As yet another new web page insists that Gilles de Rais must have been guilty because "some time after the trial" fifty human skulls were discovered at the château of La Suze-sur-Sarthe, let us nail this persistent canard once and for all.
There were no skulls, bones or any other human remains found at any of Gilles de Rais' castles at any time. Even Bossard, that fausseur évangile as Prouteau calls him, balked at promoting this myth. He mentions it, but dismisses it as being on a par with the legend of the young girls (girls!) freed from the dungeons. It never happened. And Bossard would have loved for there to have been bones; if there had been, he would have gleefully reported it.

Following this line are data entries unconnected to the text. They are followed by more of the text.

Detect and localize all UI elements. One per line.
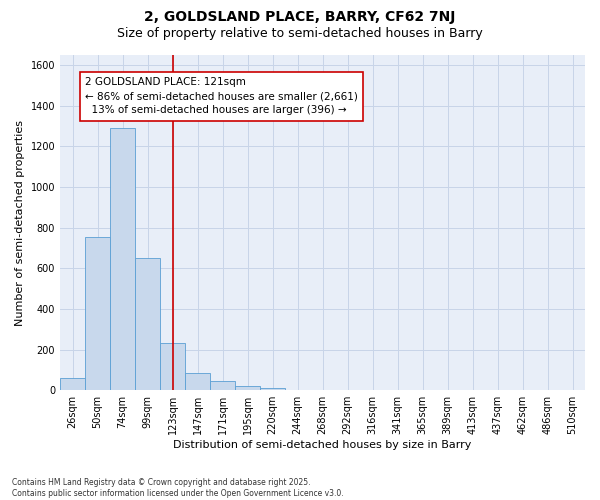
- Text: Contains HM Land Registry data © Crown copyright and database right 2025.
Contai: Contains HM Land Registry data © Crown c…: [12, 478, 344, 498]
- Bar: [260, 388, 285, 390]
- Text: Size of property relative to semi-detached houses in Barry: Size of property relative to semi-detach…: [117, 28, 483, 40]
- Bar: [110, 128, 135, 390]
- Bar: [60, 378, 85, 390]
- Text: 2, GOLDSLAND PLACE, BARRY, CF62 7NJ: 2, GOLDSLAND PLACE, BARRY, CF62 7NJ: [145, 10, 455, 24]
- Bar: [85, 237, 110, 390]
- Y-axis label: Number of semi-detached properties: Number of semi-detached properties: [15, 120, 25, 326]
- Bar: [135, 258, 160, 390]
- X-axis label: Distribution of semi-detached houses by size in Barry: Distribution of semi-detached houses by …: [173, 440, 472, 450]
- Bar: [185, 373, 210, 390]
- Bar: [160, 344, 185, 390]
- Bar: [235, 386, 260, 390]
- Bar: [210, 381, 235, 390]
- Text: 2 GOLDSLAND PLACE: 121sqm
← 86% of semi-detached houses are smaller (2,661)
  13: 2 GOLDSLAND PLACE: 121sqm ← 86% of semi-…: [85, 78, 358, 116]
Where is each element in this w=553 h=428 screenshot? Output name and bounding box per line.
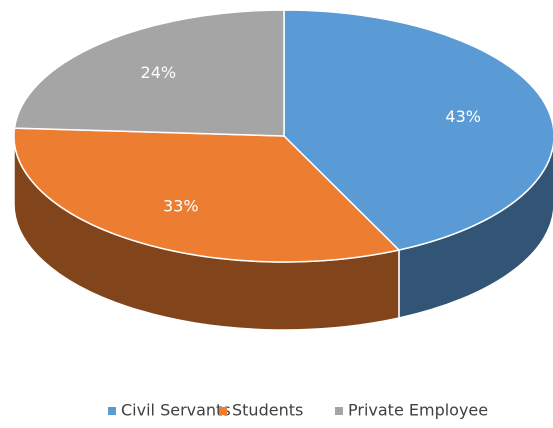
pie-slice (13, 9, 285, 137)
legend-marker (219, 407, 227, 415)
value-label: 24% (141, 63, 177, 82)
legend-marker (335, 407, 343, 415)
legend-label: Private Employee (348, 401, 488, 420)
pie-slice (13, 127, 401, 263)
value-label: 33% (163, 196, 199, 215)
value-label: 43% (445, 107, 481, 126)
pie-slice (283, 9, 553, 251)
legend-label: Civil Servants (121, 401, 231, 420)
legend-label: Students (232, 401, 303, 420)
legend-marker (108, 407, 116, 415)
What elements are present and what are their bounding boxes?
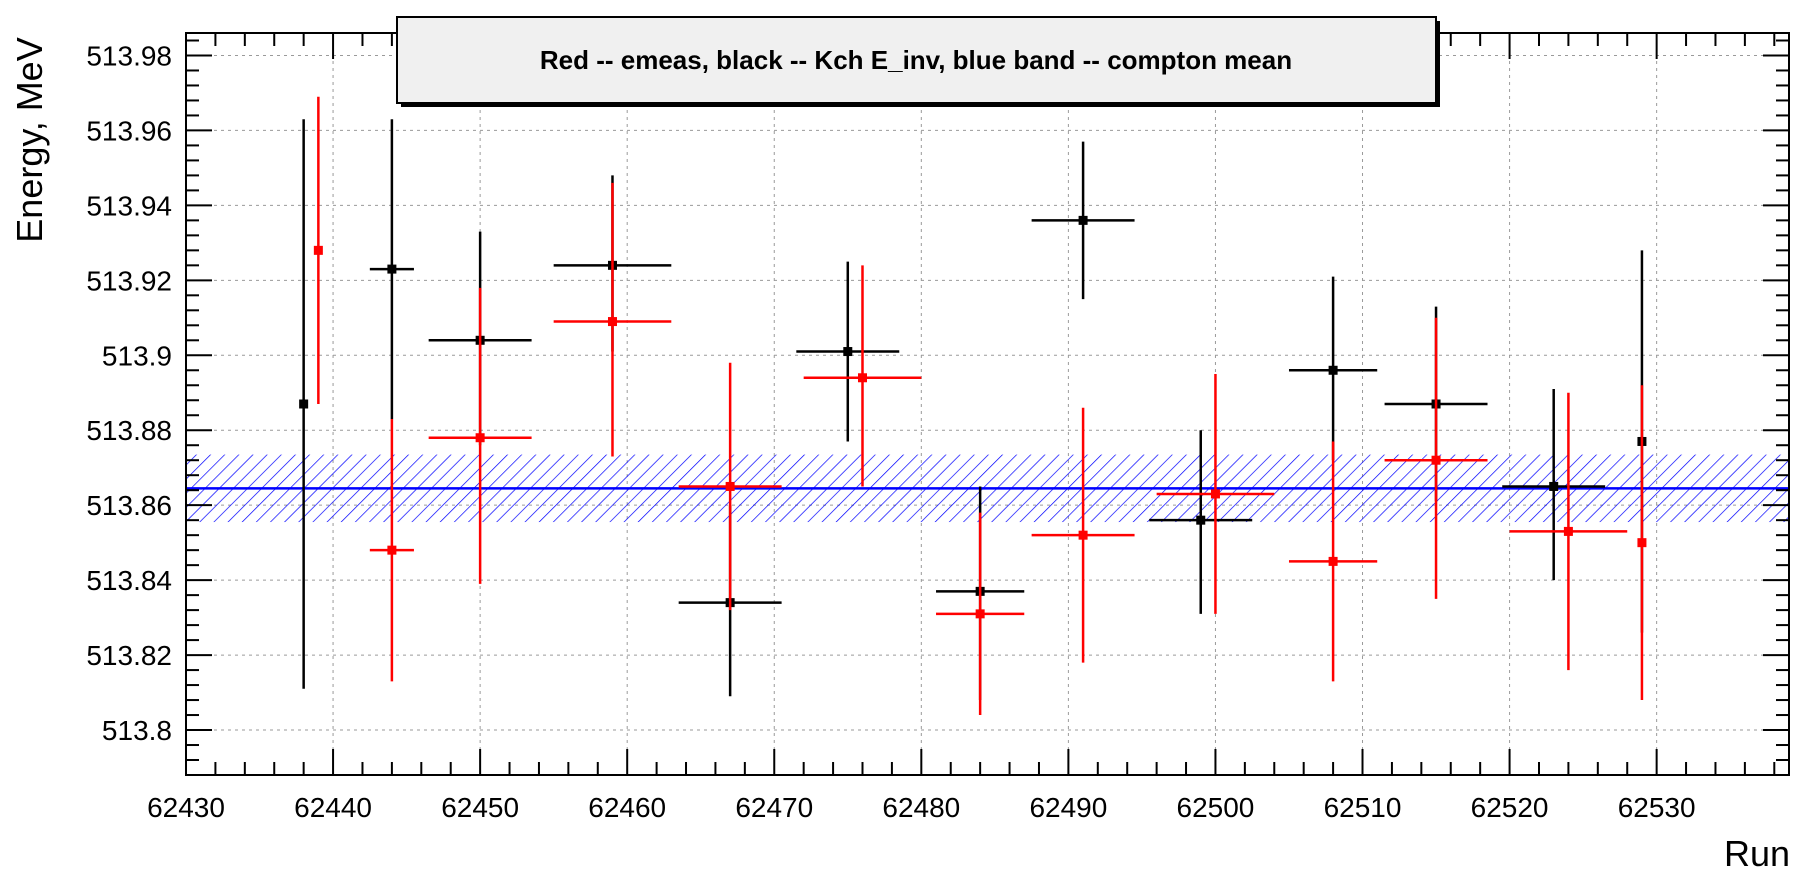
point-marker <box>1431 455 1441 465</box>
data-point <box>553 182 672 457</box>
data-point <box>803 265 922 487</box>
data-point <box>796 261 900 442</box>
compton-band <box>186 454 1789 523</box>
y-tick-label: 513.9 <box>102 340 172 371</box>
data-point <box>1288 276 1378 461</box>
y-tick-label: 513.92 <box>86 265 172 296</box>
point-marker <box>1328 556 1338 566</box>
point-marker <box>607 317 617 327</box>
x-tick-label: 62510 <box>1324 792 1402 823</box>
point-marker <box>1210 489 1220 499</box>
x-tick-label: 62530 <box>1618 792 1696 823</box>
point-marker <box>313 245 323 255</box>
point-marker <box>1196 515 1206 525</box>
point-marker <box>725 481 735 491</box>
data-point <box>678 362 782 611</box>
data-series <box>299 96 1647 716</box>
point-marker <box>387 264 397 274</box>
point-marker <box>975 609 985 619</box>
emeas-series <box>313 96 1647 716</box>
x-axis-title: Run <box>1724 833 1790 874</box>
x-tick-label: 62430 <box>147 792 225 823</box>
point-marker <box>1078 215 1088 225</box>
x-tick-label: 62520 <box>1471 792 1549 823</box>
y-tick-label: 513.88 <box>86 415 172 446</box>
data-point <box>936 512 1025 716</box>
y-tick-label: 513.86 <box>86 490 172 521</box>
x-tick-label: 62480 <box>882 792 960 823</box>
point-marker <box>843 347 853 357</box>
y-axis-title: Energy, MeV <box>9 37 50 242</box>
data-point <box>1149 430 1253 614</box>
y-tick-label: 513.96 <box>86 115 172 146</box>
x-tick-label: 62470 <box>735 792 813 823</box>
legend-box <box>396 16 1437 104</box>
point-marker <box>1078 530 1088 540</box>
y-tick-label: 513.94 <box>86 190 172 221</box>
point-marker <box>387 545 397 555</box>
point-marker <box>1328 365 1338 375</box>
point-marker <box>1637 538 1647 548</box>
axis-labels: Energy, MeV Run <box>9 37 1790 874</box>
x-tick-label: 62490 <box>1029 792 1107 823</box>
legend: Red -- emeas, black -- Kch E_inv, blue b… <box>396 16 1440 107</box>
point-marker <box>1563 526 1573 536</box>
x-tick-label: 62440 <box>294 792 372 823</box>
y-tick-label: 513.84 <box>86 565 172 596</box>
data-point <box>369 119 414 419</box>
data-point <box>1637 385 1647 701</box>
data-point <box>428 287 532 584</box>
data-point <box>1384 317 1488 599</box>
data-point <box>1031 141 1135 300</box>
x-tick-label: 62500 <box>1177 792 1255 823</box>
data-point <box>1156 374 1275 614</box>
y-tick-label: 513.82 <box>86 640 172 671</box>
point-marker <box>475 433 485 443</box>
y-tick-label: 513.8 <box>102 715 172 746</box>
x-tick-label: 62460 <box>588 792 666 823</box>
data-point <box>1509 392 1628 671</box>
point-marker <box>299 399 309 409</box>
data-point <box>313 96 323 404</box>
data-point <box>1502 389 1606 581</box>
point-marker <box>857 373 867 383</box>
y-tick-label: 513.98 <box>86 40 172 71</box>
data-point <box>299 119 309 689</box>
data-point <box>1031 407 1135 663</box>
point-marker <box>1549 481 1559 491</box>
data-point <box>1288 441 1378 682</box>
data-point <box>369 418 414 682</box>
legend-title: Red -- emeas, black -- Kch E_inv, blue b… <box>540 45 1292 75</box>
x-tick-label: 62450 <box>441 792 519 823</box>
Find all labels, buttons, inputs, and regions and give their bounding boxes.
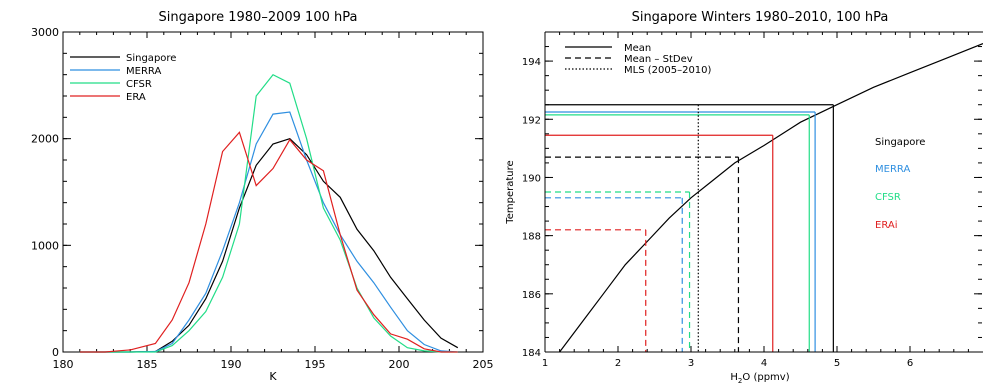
left-y-tick-label: 0 — [52, 346, 59, 359]
right-plot-lines — [545, 43, 983, 353]
left-legend-label: MERRA — [126, 66, 161, 77]
right-x-tick-label: 2 — [615, 358, 621, 369]
right-y-tick-label: 192 — [522, 115, 541, 126]
right-x-axis-label: H2O (ppmv) — [730, 372, 789, 383]
right-x-ticks: 1 2 3 4 5 6 — [542, 32, 969, 369]
right-x-tick-label: 5 — [834, 358, 840, 369]
left-x-tick-label: 190 — [221, 358, 242, 371]
left-plot-frame — [62, 31, 484, 353]
right-annotation-merra: MERRA — [875, 164, 910, 175]
left-series-line-cfsr — [79, 73, 458, 353]
left-series-lines — [79, 73, 459, 353]
left-y-tick-label: 2000 — [31, 133, 59, 146]
right-x-tick-label: 1 — [542, 358, 548, 369]
left-legend-label: Singapore — [126, 53, 176, 64]
left-legend-label: ERA — [126, 92, 146, 103]
right-annotation-erai: ERAi — [875, 220, 897, 231]
left-x-tick-label: 195 — [305, 358, 326, 371]
left-legend: Singapore MERRA CFSR ERA — [70, 53, 176, 103]
left-legend-label: CFSR — [126, 79, 152, 90]
right-x-axis-label-main: H — [730, 372, 738, 383]
left-x-tick-label: 180 — [53, 358, 74, 371]
right-annotation-singapore: Singapore — [875, 137, 925, 148]
right-chart-title: Singapore Winters 1980–2010, 100 hPa — [632, 10, 889, 25]
right-legend-label: Mean – StDev — [624, 54, 693, 65]
right-x-tick-label: 4 — [761, 358, 767, 369]
left-chart: Singapore 1980–2009 100 hPa 180 185 190 195… — [31, 10, 494, 383]
right-legend-label: MLS (2005–2010) — [624, 65, 712, 76]
left-x-tick-label: 185 — [137, 358, 158, 371]
left-x-tick-label: 205 — [473, 358, 494, 371]
right-x-axis-label-subscript: 2 — [738, 377, 742, 383]
saturation-curve — [559, 43, 983, 353]
right-legend-label: Mean — [624, 43, 651, 54]
right-x-tick-label: 3 — [688, 358, 694, 369]
right-chart: Singapore Winters 1980–2010, 100 hPa 1 2 3… — [505, 10, 983, 383]
right-annotation-cfsr: CFSR — [875, 192, 901, 203]
right-y-axis-label: Temperature — [505, 160, 516, 224]
right-y-tick-label: 186 — [522, 290, 541, 301]
left-series-line-merra — [79, 111, 458, 353]
left-series-line-era — [79, 131, 458, 353]
right-y-tick-label: 194 — [522, 57, 541, 68]
right-annotations: Singapore MERRA CFSR ERAi — [875, 137, 925, 231]
right-y-tick-label: 188 — [522, 232, 541, 243]
left-x-axis-label: K — [269, 370, 277, 383]
left-y-ticks: 0 1000 2000 3000 — [31, 26, 483, 359]
left-y-tick-label: 3000 — [31, 26, 59, 39]
left-y-tick-label: 1000 — [31, 239, 59, 252]
right-y-tick-label: 184 — [522, 348, 541, 359]
right-y-tick-label: 190 — [522, 173, 541, 184]
left-x-tick-label: 200 — [389, 358, 410, 371]
left-series-line-singapore — [79, 138, 459, 353]
left-chart-title: Singapore 1980–2009 100 hPa — [159, 10, 358, 25]
right-x-tick-label: 6 — [907, 358, 913, 369]
right-x-axis-label-rest: O (ppmv) — [742, 372, 789, 383]
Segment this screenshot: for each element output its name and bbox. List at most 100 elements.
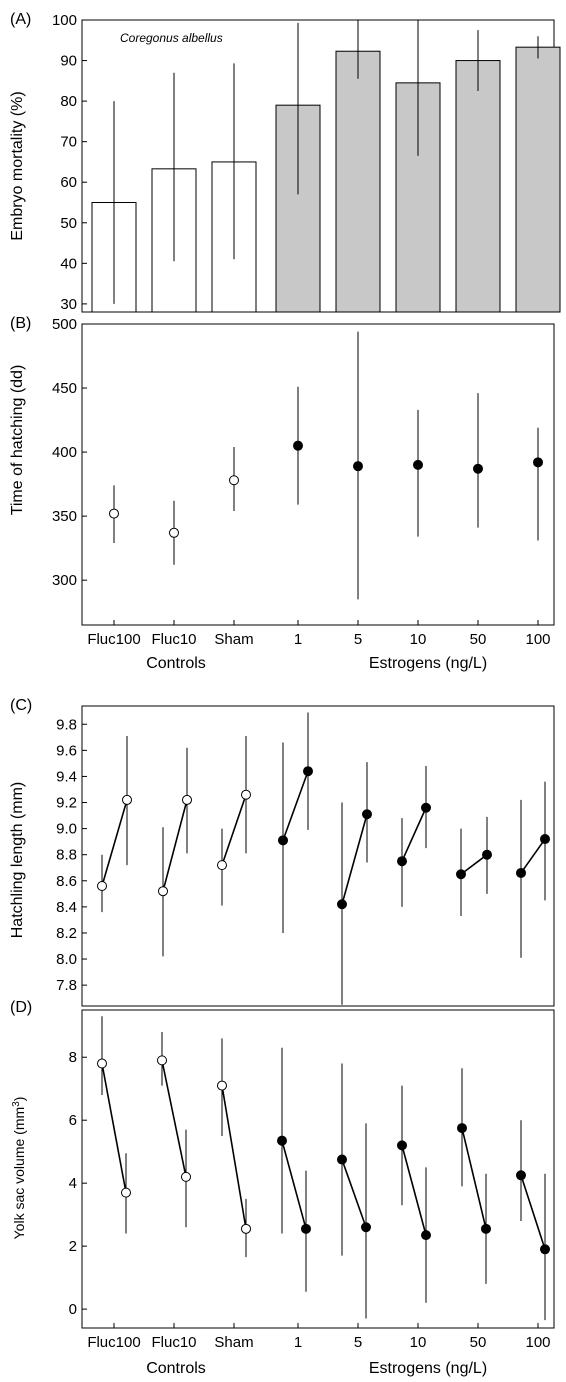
y-tick-label: 350 bbox=[52, 508, 77, 525]
y-tick-label: 450 bbox=[52, 380, 77, 397]
panel-d-marks bbox=[97, 1016, 550, 1321]
series-connector bbox=[461, 1127, 487, 1230]
series-connector bbox=[161, 1060, 187, 1178]
panel-d-x-ticks: Fluc100 Fluc10 Sham 1 5 10 50 100 bbox=[87, 1323, 551, 1351]
series-connector bbox=[460, 854, 488, 875]
series-connector bbox=[101, 799, 128, 887]
data-point-open bbox=[181, 1171, 191, 1182]
panel-d-label: (D) bbox=[10, 999, 32, 1016]
y-tick-label: 6 bbox=[69, 1112, 77, 1129]
data-point-open bbox=[217, 1080, 227, 1091]
data-point-open bbox=[182, 794, 192, 805]
data-point-open bbox=[229, 475, 239, 486]
y-tick-label: 8 bbox=[69, 1049, 77, 1066]
x-tick-label: 10 bbox=[410, 631, 427, 648]
y-tick-label: 300 bbox=[52, 572, 77, 589]
y-tick-label: 500 bbox=[52, 316, 77, 333]
panel-a-label: (A) bbox=[10, 11, 31, 28]
data-point-open bbox=[97, 1058, 107, 1069]
panel-c-marks bbox=[97, 712, 550, 1005]
x-tick-label: 100 bbox=[525, 1334, 550, 1351]
data-point-open bbox=[109, 508, 119, 519]
panel-b-marks bbox=[109, 331, 543, 600]
data-point-filled bbox=[482, 849, 492, 860]
data-point-filled bbox=[457, 1123, 467, 1134]
data-point-open bbox=[121, 1187, 131, 1198]
data-point-open bbox=[158, 886, 168, 897]
y-tick-label: 9.4 bbox=[56, 768, 77, 785]
data-point-filled bbox=[303, 766, 313, 777]
panel-d-y-label-end: ) bbox=[11, 1097, 27, 1102]
x-tick-label: 5 bbox=[354, 1334, 362, 1351]
series-connector bbox=[341, 814, 368, 905]
panel-c-frame bbox=[81, 705, 555, 1007]
data-point-open bbox=[169, 527, 179, 538]
x-tick-label: 100 bbox=[525, 631, 550, 648]
x-tick-label: 1 bbox=[294, 1334, 302, 1351]
panel-b-y-ticks: 300 350 400 450 500 bbox=[52, 316, 87, 589]
series-connector bbox=[520, 1175, 546, 1250]
y-tick-label: 9.2 bbox=[56, 795, 77, 812]
data-point-filled bbox=[397, 1140, 407, 1151]
y-tick-label: 60 bbox=[60, 174, 77, 191]
x-tick-label: 5 bbox=[354, 631, 362, 648]
panel-d-y-label: Yolk sac volume (mm3) bbox=[11, 1097, 27, 1240]
series-connector bbox=[162, 799, 188, 892]
data-point-filled bbox=[516, 1170, 526, 1181]
bar bbox=[335, 50, 381, 313]
data-point-filled bbox=[337, 1154, 347, 1165]
y-tick-label: 70 bbox=[60, 134, 77, 151]
series-connector bbox=[282, 770, 309, 841]
panel-b-frame bbox=[81, 323, 555, 626]
data-point-filled bbox=[362, 809, 372, 820]
panel-d-group-estrogens: Estrogens (ng/L) bbox=[369, 1360, 487, 1377]
series-connector bbox=[281, 1140, 307, 1230]
data-point-filled bbox=[540, 834, 550, 845]
data-point-filled bbox=[293, 440, 303, 451]
panel-c-label: (C) bbox=[10, 697, 32, 714]
data-point-filled bbox=[301, 1223, 311, 1234]
x-tick-label: Fluc10 bbox=[151, 1334, 196, 1351]
x-tick-label: 50 bbox=[470, 1334, 487, 1351]
panel-a-y-ticks: 30 40 50 60 70 80 90 100 bbox=[52, 12, 87, 313]
y-tick-label: 100 bbox=[52, 12, 77, 29]
panel-d-y-ticks: 0 2 4 6 8 bbox=[69, 1049, 87, 1318]
panel-a-bars bbox=[91, 20, 561, 313]
data-point-filled bbox=[516, 867, 526, 878]
x-tick-label: Fluc10 bbox=[151, 631, 196, 648]
series-connector bbox=[520, 838, 546, 874]
panel-b-group-controls: Controls bbox=[146, 655, 206, 672]
data-point-filled bbox=[456, 869, 466, 880]
data-point-filled bbox=[277, 1135, 287, 1146]
data-point-filled bbox=[473, 463, 483, 474]
y-tick-label: 8.4 bbox=[56, 899, 77, 916]
x-tick-label: Sham bbox=[214, 1334, 253, 1351]
x-tick-label: Sham bbox=[214, 631, 253, 648]
y-tick-label: 90 bbox=[60, 53, 77, 70]
data-point-open bbox=[241, 1223, 251, 1234]
y-tick-label: 30 bbox=[60, 296, 77, 313]
panel-b-y-label: Time of hatching (dd) bbox=[9, 365, 26, 516]
y-tick-label: 8.2 bbox=[56, 925, 77, 942]
panel-b: (B) 300 350 400 450 500 Fluc100 Fluc10 Sham 1 5 1… bbox=[9, 315, 555, 672]
x-tick-label: 10 bbox=[410, 1334, 427, 1351]
panel-d-frame bbox=[81, 1009, 555, 1329]
x-tick-label: 50 bbox=[470, 631, 487, 648]
panel-d-y-label-sup: 3 bbox=[11, 1101, 22, 1107]
panel-c-y-label: Hatchling length (mm) bbox=[9, 782, 26, 939]
data-point-filled bbox=[361, 1222, 371, 1233]
panel-d-group-controls: Controls bbox=[146, 1360, 206, 1377]
x-tick-label: 1 bbox=[294, 631, 302, 648]
data-point-filled bbox=[337, 899, 347, 910]
data-point-open bbox=[157, 1055, 167, 1066]
panel-c: (C) 7.8 8.0 8.2 8.4 8.6 8.8 9.0 9.2 9.4 9.6 9.8 Ha… bbox=[9, 697, 555, 1007]
data-point-open bbox=[122, 794, 132, 805]
data-point-filled bbox=[533, 457, 543, 468]
panel-a-y-label: Embryo mortality (%) bbox=[9, 91, 26, 240]
data-point-filled bbox=[397, 856, 407, 867]
y-tick-label: 9.6 bbox=[56, 742, 77, 759]
data-point-filled bbox=[540, 1244, 550, 1255]
series-connector bbox=[341, 1159, 367, 1228]
panel-b-label: (B) bbox=[10, 315, 31, 332]
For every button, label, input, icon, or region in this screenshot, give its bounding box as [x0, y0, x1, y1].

The sum total of forensic proof against Gilles amounted to: -
Some "suspicious" ashes found in the hearth at Machecoul after his arrest. But, as Prouteau says, they might just as well have been from a suckling pig. Ashes are what you expect to find in a hearth.
A bloodied and foul-smelling small chemise found, not at the château, but at the house where Eustache Blanchet lodged along with Francesco Prelati (and doubtless other people.) Hardly evidence against Gilles.
This seems very little to show for hundreds of murders. Where were the severed heads that Gilles was supposed to keep as trophies?
I repeat: there was no forensic proof against Gilles whatsoever. No credible witnesses. And a forced confession.
[Incidentally, the château of La Suze-sur-Sarthe did not belong to Gilles. Perhaps there is some confusion with the Hôtel de la Suze. But that was not a castle, it was a house in the centre of Nantes and would have lacked the extensive souterrains for the storage of multiple cadavers.]